REJİM VE MÜTTEFİKLERİ ADIM ADIM İDLİB’E İLERLEDİ
Türkiye, İran ve Rusya’nın garantör olduğu Astana müzakereleri sürecinin başladığı 2017 yılı Ocak ayından 2018 Temmuz’una kadar geçen süreçte Esed ve müttefikleri adım adım İdlib’e ilerledi. Geçtiğimiz 1.5 yıllık dönem dahilinde Rusya, Esed ve İran ittifakının ilk saldırı ve katliam bölgesi Guta oldu. Daha sonrasında Hama kırsalı, Humus, Dera ve Kuneytra bölgeleri olağanüstü bombardımanlar neticesinde Şam yönetimi ve müttefiklerinin kontrolüne girdi. İdlib cephesine gönderilen takviye birliklere ek olarak hareketlilik yaşanan bir diğer cephe hattı ise Türkmendağı bölgesi. İdlib’in batısında Cisr el Şugur’dan sahile uzanan hat ve Türkmendağı son 10 gündür yoğun bombardıman altında tutuluyor. Haddadi, Kıbbeni, Obin, Karamanlı, Bedema, Yamadi ve Kefrence bombalanan başlıca bölgeler.
ESED TOPRAKLARINI YÜZDE 25 BÜYÜTTÜ
Suriye’de darbe ile yönetimi ele geçiren Hafız Esed’in 2000 yılındaki ölümü sonrası devlet başkanlığı görevine Beşşar Esed getirildi. Arap ülkelerinde başlayan ayaklanma ve gösteri dalgası 2011 yılında Suriye’ye uzandı. Beşşar Esed yönetimi tarafından uygulanan askeri tedbirler ve toplu katliama varan müdahaleler şiddet dozunu artırdı. Suriye, 2012 yılına gelindiğinde her şehrinde çatışmaların yaşandığı savaş boyutuna evrildi. Muhalifler 2013 yılı Mayıs ayında Suriye’nin yüzde 67’sini kontrol ediyor duruma geldi. Irak’tan DEAŞ militanlarının gelişi ile yükseliş dönemi sona eren Suriyeli muhalifler elde ettikleri toprakların yüzde 20’lik kısmını DEAŞ’a kaptırdı. DEAŞ bahanesi ile ABD ve Rusya’nın da sahaya dahil olması ile kayıp dönemi devam eden Suriyeli muhaliflerin kontrol alanı 2018 ortalarında İdlib ili ve Afrin, El Bab, Azez ve Cerablus kasabalarından ibaret kaldı. Türkiye, Rusya ve İran’ın garantör olduğu Astana mutabakatı sürecinde Şam yönetimi topraklarını yüzde 25 oranında büyüttü.
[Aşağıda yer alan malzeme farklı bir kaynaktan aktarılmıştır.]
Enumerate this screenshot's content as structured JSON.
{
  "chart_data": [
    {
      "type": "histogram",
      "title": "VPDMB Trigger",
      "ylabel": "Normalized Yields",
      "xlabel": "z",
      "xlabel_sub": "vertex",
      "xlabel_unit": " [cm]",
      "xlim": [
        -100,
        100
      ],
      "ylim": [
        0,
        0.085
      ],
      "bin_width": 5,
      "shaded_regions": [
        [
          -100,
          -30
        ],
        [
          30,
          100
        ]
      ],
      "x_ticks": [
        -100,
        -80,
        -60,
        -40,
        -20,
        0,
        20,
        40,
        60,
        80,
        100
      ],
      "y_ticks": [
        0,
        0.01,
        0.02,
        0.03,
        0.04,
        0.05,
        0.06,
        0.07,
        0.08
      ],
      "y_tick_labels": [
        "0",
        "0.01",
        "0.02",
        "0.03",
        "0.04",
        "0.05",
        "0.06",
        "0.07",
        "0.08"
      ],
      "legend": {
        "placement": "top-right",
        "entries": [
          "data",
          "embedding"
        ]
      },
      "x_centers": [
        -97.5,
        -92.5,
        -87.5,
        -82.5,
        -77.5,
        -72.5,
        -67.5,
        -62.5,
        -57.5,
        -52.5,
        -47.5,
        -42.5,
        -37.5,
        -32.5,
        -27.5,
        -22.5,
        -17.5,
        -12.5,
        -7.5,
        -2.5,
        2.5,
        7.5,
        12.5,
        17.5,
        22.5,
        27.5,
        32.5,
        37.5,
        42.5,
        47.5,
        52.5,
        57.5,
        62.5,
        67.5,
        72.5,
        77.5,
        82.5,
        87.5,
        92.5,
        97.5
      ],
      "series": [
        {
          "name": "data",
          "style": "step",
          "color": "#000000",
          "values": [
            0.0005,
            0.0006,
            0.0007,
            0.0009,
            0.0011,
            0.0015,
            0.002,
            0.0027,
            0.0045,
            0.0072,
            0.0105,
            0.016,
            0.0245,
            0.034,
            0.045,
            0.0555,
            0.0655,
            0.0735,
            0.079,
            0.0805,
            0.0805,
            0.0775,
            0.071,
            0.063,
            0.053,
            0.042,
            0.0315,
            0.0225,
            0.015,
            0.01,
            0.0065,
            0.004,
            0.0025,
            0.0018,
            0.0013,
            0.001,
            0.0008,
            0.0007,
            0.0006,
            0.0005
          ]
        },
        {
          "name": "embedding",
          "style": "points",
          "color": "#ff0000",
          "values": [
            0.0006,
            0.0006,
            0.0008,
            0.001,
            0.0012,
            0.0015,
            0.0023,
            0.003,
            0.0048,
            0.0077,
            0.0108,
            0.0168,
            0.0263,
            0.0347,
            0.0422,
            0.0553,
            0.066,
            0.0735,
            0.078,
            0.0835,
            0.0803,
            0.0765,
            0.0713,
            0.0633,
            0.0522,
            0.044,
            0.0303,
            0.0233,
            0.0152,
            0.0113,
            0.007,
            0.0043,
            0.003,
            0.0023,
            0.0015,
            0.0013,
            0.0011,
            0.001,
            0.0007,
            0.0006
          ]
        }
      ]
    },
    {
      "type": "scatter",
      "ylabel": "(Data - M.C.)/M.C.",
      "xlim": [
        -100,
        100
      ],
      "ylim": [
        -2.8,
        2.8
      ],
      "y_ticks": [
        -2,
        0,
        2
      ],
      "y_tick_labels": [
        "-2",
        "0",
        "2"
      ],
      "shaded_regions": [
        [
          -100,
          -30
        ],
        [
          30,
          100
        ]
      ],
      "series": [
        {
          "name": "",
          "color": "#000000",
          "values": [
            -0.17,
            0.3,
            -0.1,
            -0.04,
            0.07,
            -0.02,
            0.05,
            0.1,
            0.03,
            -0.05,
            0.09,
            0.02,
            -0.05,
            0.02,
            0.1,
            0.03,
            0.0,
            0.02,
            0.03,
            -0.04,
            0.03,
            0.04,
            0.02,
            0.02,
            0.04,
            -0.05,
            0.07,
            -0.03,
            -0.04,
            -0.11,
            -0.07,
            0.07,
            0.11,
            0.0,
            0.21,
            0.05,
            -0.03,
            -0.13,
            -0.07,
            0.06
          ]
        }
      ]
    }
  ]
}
BÖLGEDE 12 TÜRK GÖZLEM ÜSSÜ VAR
Esed cephesinin saldırı amaçlı sevkiyat ve yığınak çalışmalarını sürdürdüğü İdlib’te 12 Türk gözlem üssü bulunuyor. Hama-Sahlel Gap ve Cisr el Şugur üs bölgelerine yakın noktalarda geçtiğimiz günlerde iki patlama gerçekleşti. Muhtemel İdlib ihtimali ve olası terör sabotajlarına karşı Türk askeri noktalarının çevresinde etrafı bariyerler ile çevriliyor. Lazkiye sınırından Hama kırsalına ve İdlib, Halep önlerine uzanan gözlem üslerinde güvenlik alarmı verildi. Askeri gözlem noktalarını tahkim amaçlı gönderilen malzeme yüklü tır sayısı 300’ü geçti.